轟隆的炮響聲仍然在繼續,隻是好像并不是那麽激烈?那是有一部分火炮在重新調整射擊諸元,幾乎全部的火炮都集中到另一處已經搖搖欲墜卻還在頑強矗立的城牆。
此時此刻,宛國的城市已經亂成了一套,被火炮轟擊的城牆段早就跑得沒有半個人影,那些沒有被火炮轟擊的城牆段人也早跑了。
一定要跑的嘛,任誰看到被火炮轟擊的畫面,誰不跑誰就是傻子!
阿普杜拉知道城牆被轟塌方了一個豁口,他立刻知道大事不妙,有心想要組織,可到處都是亂跑亂竄的人,失去了次序的軍隊想要再恢複建制,可不是光依靠最高指揮官拉拽就能夠辦到的。
很清楚依靠自己無法恢複次序的阿普杜拉,他先是尋找次一級的軍官,然後由次一級的軍官去找更多的軍官。他會使用這樣的辦法,至少證明不是一個不懂軍事的蠢貨。
帝國的騎兵已經對豁口發動了沖鋒,跑在最前面的是形成了箭頭的突騎兵,他們沒有攜帶騎槍,是一手握住盾牌一手握着長柄斬馬刀,戰馬上幾乎都是懸挂着二到三部連射弩,一柄騎弓則是連同幾乎箭矢放在另一側的卡槽。
騎兵不适合巷戰,那是因爲城市裏面的布局太過複雜,可以讓騎兵發揮出機動優勢的空間幾乎沒有。因此,他們隻是負責用最快的速度瓦解城内守軍可能組織起來的第一條防禦線,然後就是步兵該去幹活了。
在火炮的轟擊下,城牆的第二道豁口也在轟然的巨響中倒塌,它的塌方再一次引起了一陣浩瀚的呼喝,“萬勝!!!”的口号聲中,第二隊騎兵發動了攻擊。
第一隊騎兵已經接近第一個豁口,期間他們并沒有遭遇到任何的攻擊。當第一名騎兵座下的馬蹄踩在城牆塌方的亂石堆,并且是以極快的速度沖進去,緊随其後是一個又一個的騎兵從豁口處沖了進去。
沖進去的騎兵視野室内是什麽?他們沒有看到宛國士兵組織防線,到處都是在胡亂奔跑的人。而似乎,火炮已經得到命令在向城内進行延伸射擊,一些彈丸在城内落下,或是砸出一個大坑,又或者是形成滾動在任何物體上碾壓過去。
見過滾圓的彈丸的橫掃嗎?那是一種咕噜聲中要人命的動靜,帶着極大動能和慣性的圓形彈丸,它們橫掃着前方所有的擋路的一切,遇到人是砸斷雙腿,遇到物則是破開。它們的所過之處引起了陣陣的驚呼和慘叫。
火炮向城内延伸炮擊,彈丸橫飛之下,恐懼正在蔓延,任誰看到仿佛人間地獄的慘況,不管軍官怎麽呼喊,士兵根本就是一句話都沒有聽進去,士兵反而是因爲軍官越來越嚴厲的呼喝聲變得更亂。

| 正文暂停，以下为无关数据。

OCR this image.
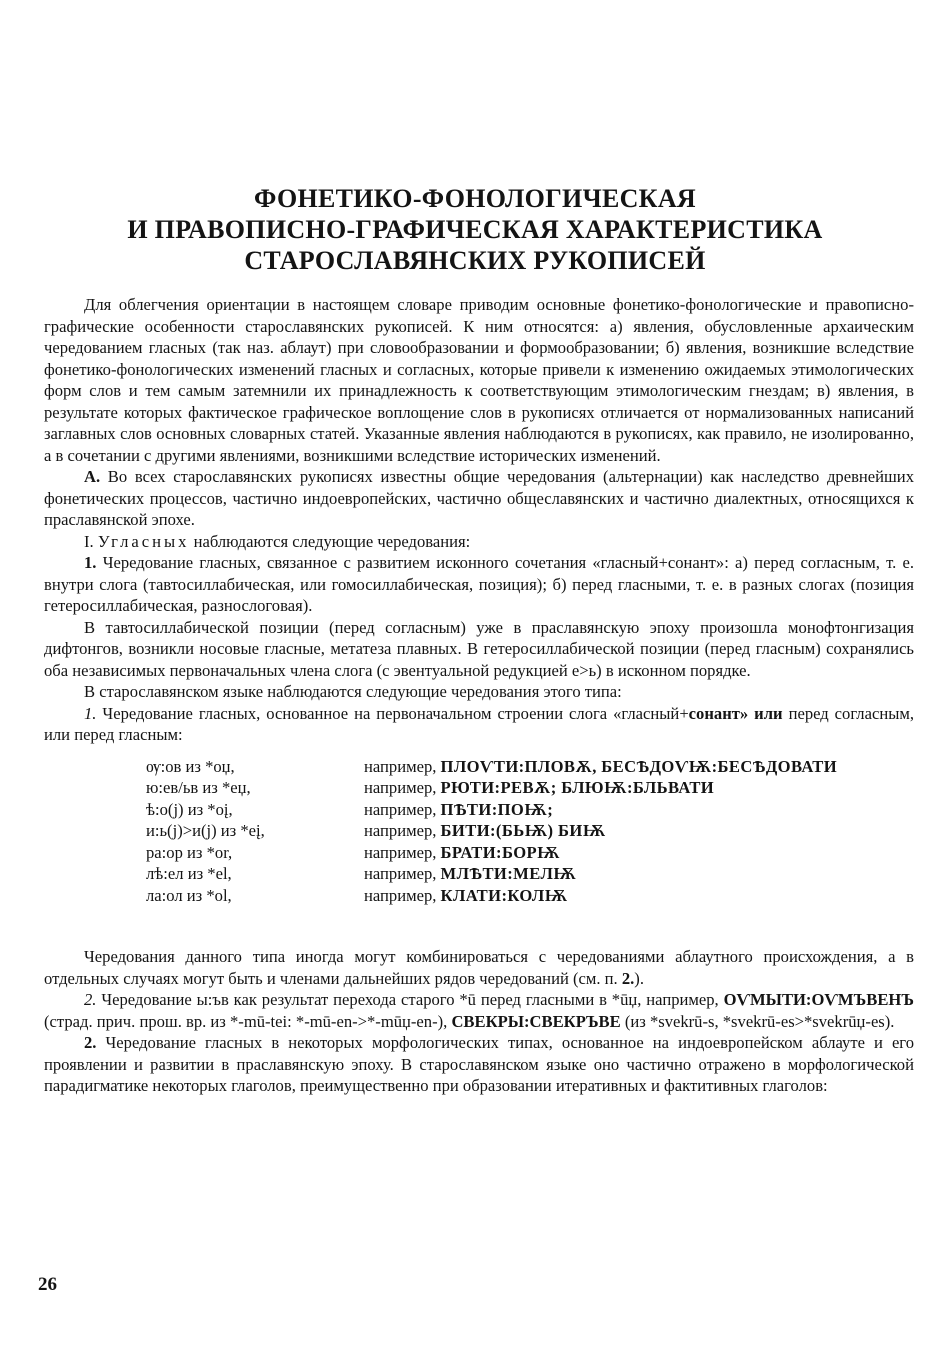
ФОНЕТИКО-ФОНОЛОГИЧЕСКАЯ
И ПРАВОПИСНО-ГРАФИЧЕСКАЯ ХАРАКТЕРИСТИКА
СТАРОСЛАВЯНСКИХ РУКОПИСЕЙ

Для облегчения ориентации в настоящем словаре приводим основные фонетико-фонологические и правописно-графические особенности старославянских рукописей. К ним относятся: а) явления, обусловленные архаическим чередованием гласных (так наз. аблаут) при словообразовании и формообразовании; б) явления, возникшие вследствие фонетико-фонологических изменений гласных и согласных, которые привели к изменению ожидаемых этимологических форм слов и тем самым затемнили их принадлежность к соответствующим этимологическим гнездам; в) явления, в результате которых фактическое графическое воплощение слов в рукописях отличается от нормализованных написаний заглавных слов основных словарных статей. Указанные явления наблюдаются в рукописях, как правило, не изолированно, а в сочетании с другими явлениями, возникшими вследствие исторических изменений.

А. Во всех старославянских рукописях известны общие чередования (альтернации) как наследство древнейших фонетических процессов, частично индоевропейских, частично общеславянских и частично диалектных, относящихся к праславянской эпохе.

I. Угласных наблюдаются следующие чередования:

1. Чередование гласных, связанное с развитием исконного сочетания «гласный+сонант»: а) перед согласным, т. е. внутри слога (тавтосиллабическая, или гомосиллабическая, позиция); б) перед гласными, т. е. в разных слогах (позиция гетеросиллабическая, разнослоговая).

В тавтосиллабической позиции (перед согласным) уже в праславянскую эпоху произошла монофтонгизация дифтонгов, возникли носовые гласные, метатеза плавных. В гетеросиллабической позиции (перед гласным) сохранялись оба независимых первоначальных члена слога (с эвентуальной редукцией е>ь) в исконном порядке.

В старославянском языке наблюдаются следующие чередования этого типа:

1. Чередование гласных, основанное на первоначальном строении слога «гласный+сонант» или перед согласным, или перед гласным:

ѹ:ов из *оџ,	например, ПЛОѴТИ:ПЛОВѪ, БЕСѢДОѴѬ:БЕСѢДОВАТИ
ю:ев/ьв из *еџ,	например, РЮТИ:РЕВѪ; БЛЮѬ:БЛЬВАТИ
ѣ:о(j) из *оį,	например, ПѢТИ:ПОѬ;
и:ь(j)>и(j) из *еį,	например, БИТИ:(БЬѬ) БИѬ
ра:ор из *оr,	например, БРАТИ:БОРѬ
лѣ:ел из *еl,	например, МЛѢТИ:МЕЛѬ
ла:ол из *оl,	например, КЛАТИ:КОЛѬ

Чередования данного типа иногда могут комбинироваться с чередованиями аблаутного происхождения, а в отдельных случаях могут быть и членами дальнейших рядов чередований (см. п. 2.).

2. Чередование ы:ъв как результат перехода старого *ū перед гласными в *ūџ, например, ОѴМЫТИ:ОѴМЪВЕНЪ (страд. прич. прош. вр. из *-mū-tei: *-mū-en->*-mūџ-en-), СВЕКРЫ:СВЕКРЪВЕ (из *svekrū-s, *svekrū-es>*svekrūџ-es).

2. Чередование гласных в некоторых морфологических типах, основанное на индоевропейском аблауте и его проявлении и развитии в праславянскую эпоху. В старославянском языке оно частично отражено в морфологической парадигматике некоторых глаголов, преимущественно при образовании итеративных и фактитивных глаголов:

26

身在城外的人無法看到城内到底是在發生什麽,可是聽那吵雜震天的聲音,不用看也能夠猜得到城内該是一副什麽模樣。
“肯定是到處亂竄,誰都恨不得多生兩條腿用來跑路吧?”基偌斯裏偉.盧斯.西庇阿.卡爾弗斯努力地向火炮陣地靠近,誰都沒有去在意他的舉動。他很想知道漢帝國的武器到底是什麽模樣:“太可怕了,僅僅那麽短的時間,竟然能夠破壞城牆!”
宛國人的城牆是一種夯土和石塊建造起來,基偌斯裏偉.盧斯.西庇阿.卡爾弗斯不知道宛國人建造的城牆質量怎麽樣,不過作爲一個城市的主要防禦手段,該怎麽豆腐渣都該有一個限度。

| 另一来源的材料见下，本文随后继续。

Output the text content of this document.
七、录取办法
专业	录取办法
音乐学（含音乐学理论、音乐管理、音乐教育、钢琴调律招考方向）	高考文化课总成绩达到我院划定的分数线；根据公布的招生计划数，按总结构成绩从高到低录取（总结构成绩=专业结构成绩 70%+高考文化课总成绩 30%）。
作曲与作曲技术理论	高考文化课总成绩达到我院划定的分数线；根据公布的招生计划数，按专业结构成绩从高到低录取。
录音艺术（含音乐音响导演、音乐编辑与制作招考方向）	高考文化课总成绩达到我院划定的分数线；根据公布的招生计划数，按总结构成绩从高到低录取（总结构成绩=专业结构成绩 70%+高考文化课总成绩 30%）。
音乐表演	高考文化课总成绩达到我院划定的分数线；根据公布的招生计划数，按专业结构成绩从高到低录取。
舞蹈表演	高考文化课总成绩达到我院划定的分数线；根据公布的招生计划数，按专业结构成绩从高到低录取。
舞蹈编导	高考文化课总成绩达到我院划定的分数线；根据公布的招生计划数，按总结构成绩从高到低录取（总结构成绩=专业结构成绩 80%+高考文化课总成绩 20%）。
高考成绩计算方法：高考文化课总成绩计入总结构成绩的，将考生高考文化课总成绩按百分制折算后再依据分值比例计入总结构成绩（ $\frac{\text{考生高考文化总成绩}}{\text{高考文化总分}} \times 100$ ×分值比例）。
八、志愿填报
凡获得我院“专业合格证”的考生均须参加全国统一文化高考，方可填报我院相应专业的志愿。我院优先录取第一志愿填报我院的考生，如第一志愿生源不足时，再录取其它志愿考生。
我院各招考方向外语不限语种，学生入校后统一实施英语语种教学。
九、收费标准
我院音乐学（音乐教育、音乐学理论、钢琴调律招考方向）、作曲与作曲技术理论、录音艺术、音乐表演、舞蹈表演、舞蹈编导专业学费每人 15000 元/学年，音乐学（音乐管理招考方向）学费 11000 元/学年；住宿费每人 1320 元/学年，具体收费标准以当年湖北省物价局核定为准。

一個厚度達到六米的城牆,它竟然是在不到兩個小時的轟擊中倒塌了,基偌斯裏偉.盧斯.西庇阿.卡爾弗斯想的不是城牆到底脆弱到什麽份上,他在意的是造成這種效果的武器。
在基偌斯裏偉.盧斯.西庇阿.卡爾弗斯看來,那武器看上去并沒有多麽複雜,銅造的一個長形炮管,一個看去很大的厚屁股,一個類似馬車的底座,看起來就是那麽的簡單。
“清膛!”
推來了架子,一個拿着大木棍的士兵爬上去,他拿着首部裹布的棍子正在反複桶着炮管的内部,頻繁地進行清理之後,另外一名士兵拿來了一包火藥,是用木棍将火藥推到了炮身裏面。
基偌斯裏偉.盧斯.西庇阿.卡爾弗斯敏銳地發現一點問題,他心想:“看來彈丸能夠飛射出去的秘密是那包東西上面?”
目前世界上知道火藥的文明隻有華夏,除此之外任何的一個文明都不會知道火藥是什麽玩意,别說知道,估計連知道火藥這個名稱的都不存在。
一陣歡呼聲從城内傳出,聽着像是在喊“萬勝”兩個字,基偌斯裏偉.盧斯.西庇阿.卡爾弗斯對“萬勝”這兩個字的音節已經記住,他知道隻有在發生什麽有意義事情的時候,漢帝國的軍隊才會呼喊出“萬勝”二字。
“你找死嗎?跑到火炮射擊彈道前面!”
“哈?”
一個軍侯正憤怒地看着基偌斯裏偉.盧斯.西庇阿.卡爾弗斯,擺着手示意基偌斯裏偉.盧斯.西庇阿.卡爾弗斯趕緊走開。
基偌斯裏偉.盧斯.西庇阿.卡爾弗斯可不知道彈道是什麽東西,他原以爲是自己窺探武器的行爲被察覺,漢帝國的軍官才過來驅趕,見軍官的一些肢體動作才明白不是那麽簡單。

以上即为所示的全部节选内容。